Lisa was fond of him because he was the kind of Jewish uncle she wished she'd had if she'd had better luck in relatives when she was growing up in Queens. A happy Buddhist convert rather than the dour Reds of her 1950s childhood.
The little bio on my Poetry Speaks calendar recounts Ginsberg's conversion: "After years of dabbling in various narcotic substances, a trip to India proved life-changing for Ginsberg. His exposure to Indian culture introduced him to meditation, a mode of mind expansion that replaced his former drug habit."
By the time Lisa and I saw him at McCabe's, Ginsberg was practicing Tibetan Buddhism at the Naropa Institute in Boulder, Colorado. He had taken on the happy outlook of the Dalai Lama.
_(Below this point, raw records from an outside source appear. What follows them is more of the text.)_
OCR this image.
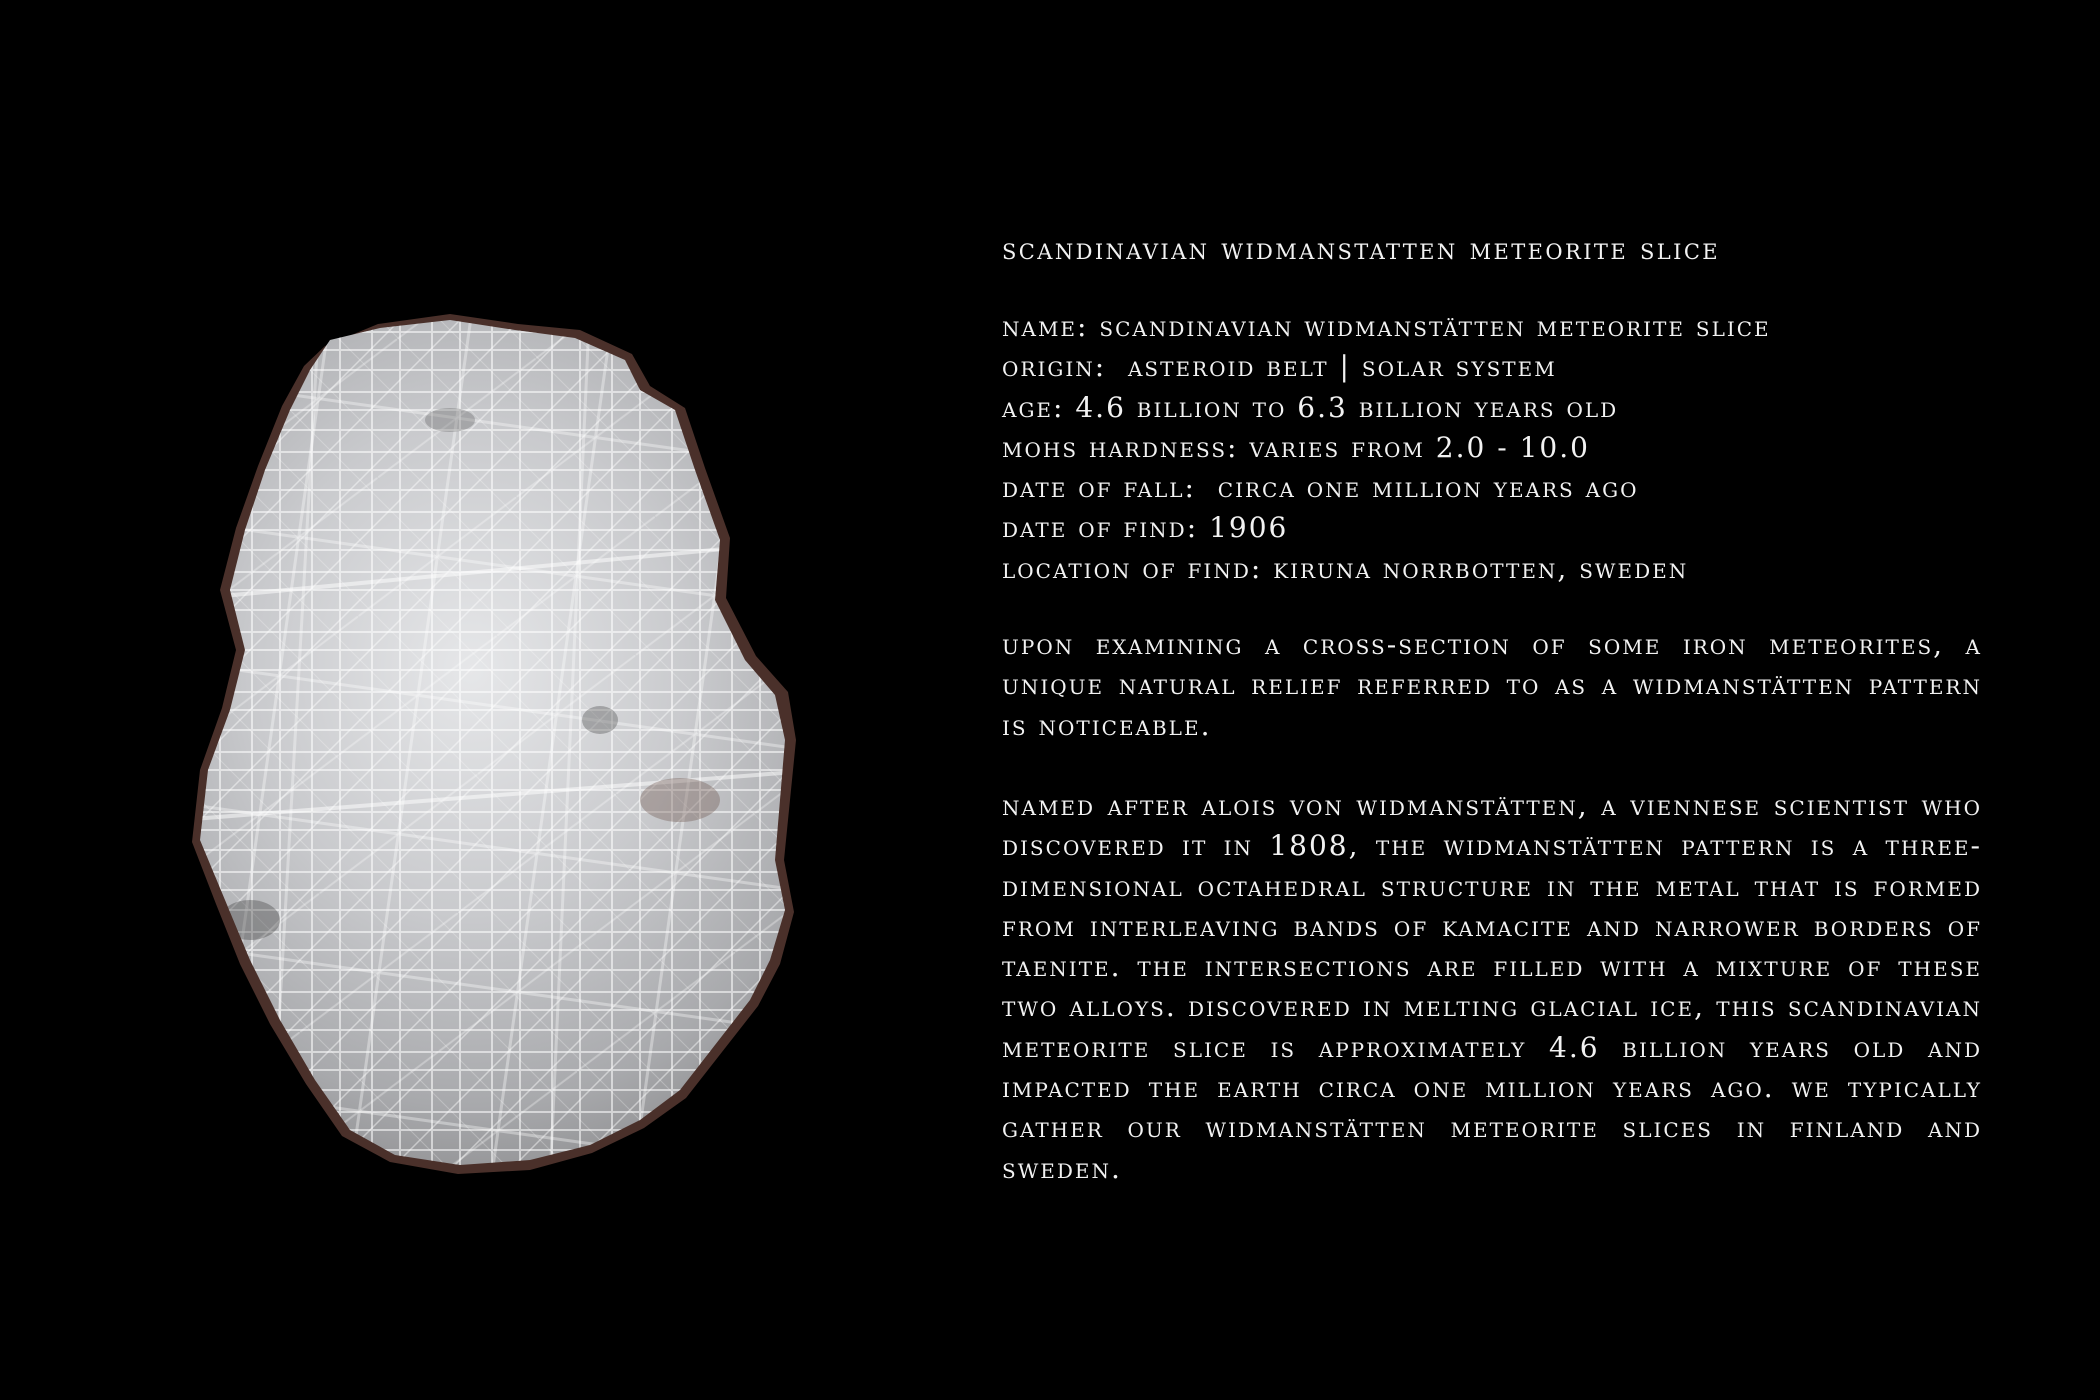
scandinavian widmanstatten meteorite slice
name: scandinavian widmanstätten meteorite slice
origin: asteroid belt | solar system
age: 4.6 billion to 6.3 billion years old
mohs hardness: varies from 2.0 - 10.0
date of fall: circa one million years ago
date of find: 1906
location of find: kiruna norrbotten, sweden

upon examining a cross-section of some iron meteorites, a unique natural relief referred to as a widmanstätten pattern is noticeable.

named after alois von widmanstätten, a viennese scientist who discovered it in 1808, the widmanstätten pattern is a three-dimensional octahedral structure in the metal that is formed from interleaving bands of kamacite and narrower borders of taenite. the intersections are filled with a mixture of these two alloys. discovered in melting glacial ice, this scandinavian meteorite slice is approximately 4.6 billion years old and impacted the earth circa one million years ago. we typically gather our widmanstätten meteorite slices in finland and sweden.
He was funny in a spiritual way.
That night, playing a harmonium usually associated with Hindu chants, Ginsberg performed his country western version of the Buddha's Four Nobel Truths. (You can see a video of his Gospel Nobel Truths on YouTube.)
The song is all about not taking your suffering too seriously and accepting life and death and everything in between.
The last verse says:
Talk when you talk
Cry when you cry
Lie down, you'll lie down
Die when you die
Lisa, in her gallows humor way, thought that was very funny.
It reminded her that although she was dying, as every one is eventually, there was no need to get ahead of herself.
Tuesday, June 2, 2009
The Virtue of Sitting & Doing Nothing
It is better to see God in everything than to try and figure it out.
- Neem Karoli Baba
Sitting & working.
Sitting & texting.
Sitting & figuring.
Sitting & talking.
Sitting & eating.
Sitting & drinking.
Sitting & waiting.
Sitting & worrying.
Sitting on the phone.
Sitting up straight.
Sitting pretty.
Sitting duck.
Sitting in the catbird seat.
Sitting on the edge of your seat.
But sitting & doing nothing?
There is a virtue in just sitting.
And doing nothing.
Now when Buddhists talk about sitting they usually mean some kind of insight meditation practice, which can be a good thing but it does take some effort.
But another good sitting practice, which has the virtue of being easier, is just sitting quietly doing nothing.
There's no need to wrap your legs into the Lotus position. You can sit on a park bench or in a chair or on the grass.
Just sit out in nature and watch the birds and butterflies.
Or watch the clouds go by.
If there are no clouds or this seems too active, sit and watch the rocks.
If the rocks prove too distracting, close your eyes.